The operator, though skeptical, humored her and agreed to send at least two squad cars. Meanwhile, more demons filed into the backyard. Most were tiny, horse and walrus-faced creatures, but an occasional succubus vulture shrieked forth and flew into the air, swooping large circles above the Golden Sunrise Estates. The foot soldiers, not quite tall enough to reach the lock on the six foot fence, were left dumbstruck as far as what to do next.

“What are they doing out there?” Lindsey asked, from the kitchen window.

“Get away from that window,” said Mrs. Abrams.

“They look stuck.”

Eventually enough demons had piled forth and the dim creatures were able to scale the wall by climbing atop one another in a sort of miniature-demon pyramid. They spilled over the fence and into the front yard where they marched north, towards the turnpike. From the second story of the Abrams house, they could see both directly into the portal, and out into the street, where the minions marched.

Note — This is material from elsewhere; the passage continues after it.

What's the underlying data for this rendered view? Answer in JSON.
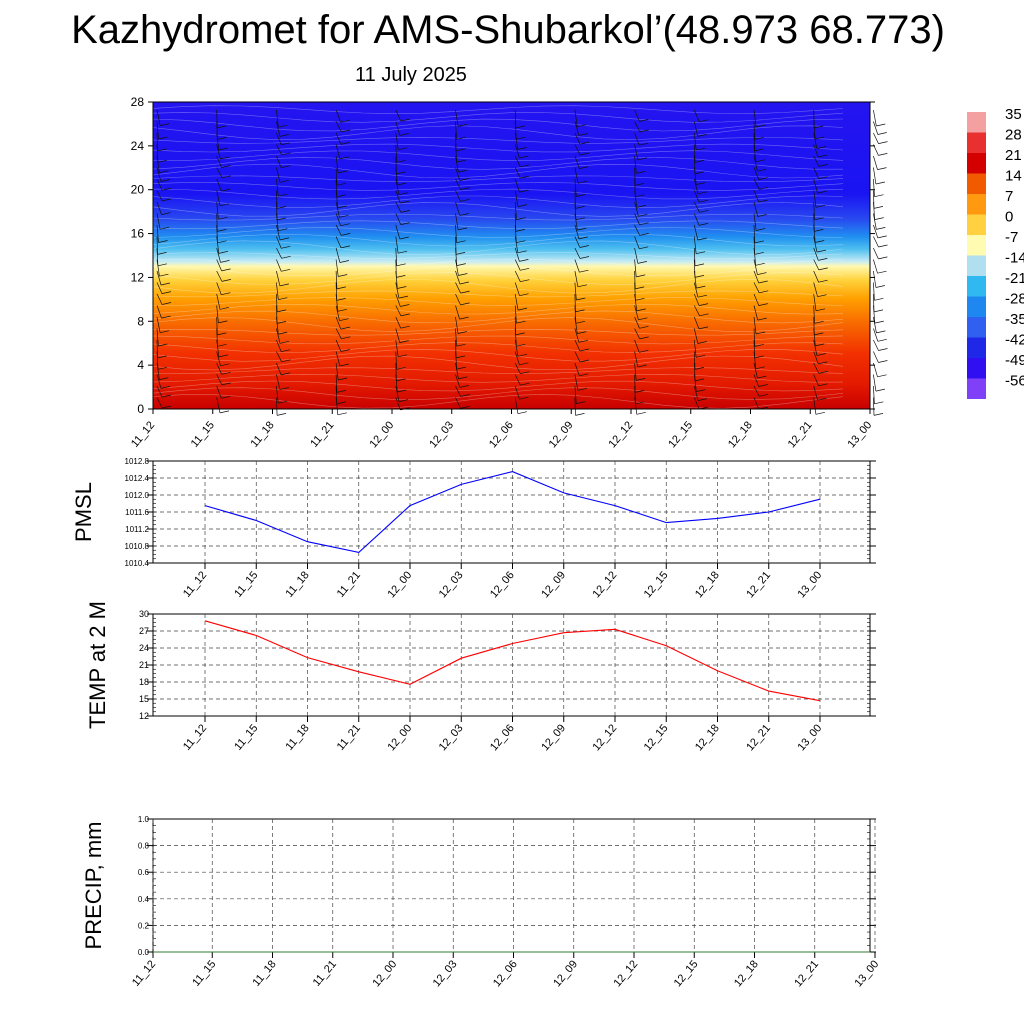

After no time at all, two police vehicles arrived with a shriek of their tires and a whir of their sirens, to confront the hell-mob. The officers rolled from their seats, dove behind cover of the cars, and, pistols raised, ordered the mob to halt. Instead of halting, the demons went ahead and exhaled a great inferno of flame from their tiny nostrils. The patrol cars ignited and with them all four officers.

News of the assault was relayed to the station, who alerted the precinct, who alerted the governor, who alerted the president, who quickly tuned into channel 4 news to watch from bird-eye-view as indeed an army of hell spawn marched past a McDonalds, setting fire to everything in their path. The only option the president could muster was to send in the National Guard.

“Be brave, men,” he said. “God help us.” And he meant it.
The Guard flew in, parachuted down, and subjected the hell fiends to the wrath of modern day warfare: assault rifles, RPGs, and stinger missiles, fired from Blackhawk helicopters. The demons, for whatever reason, had never encountered such long-ranged attacks, and quickly died.

Satan, observing from a monitor, and cheering his minions the way one cheers a college football team, took note of the loss, and would add additional funding into R&D.

O'Bama, glorified from the particularly easy victory, said, "Come back any time, Satan."

No one had died, but the clean-up was a mess.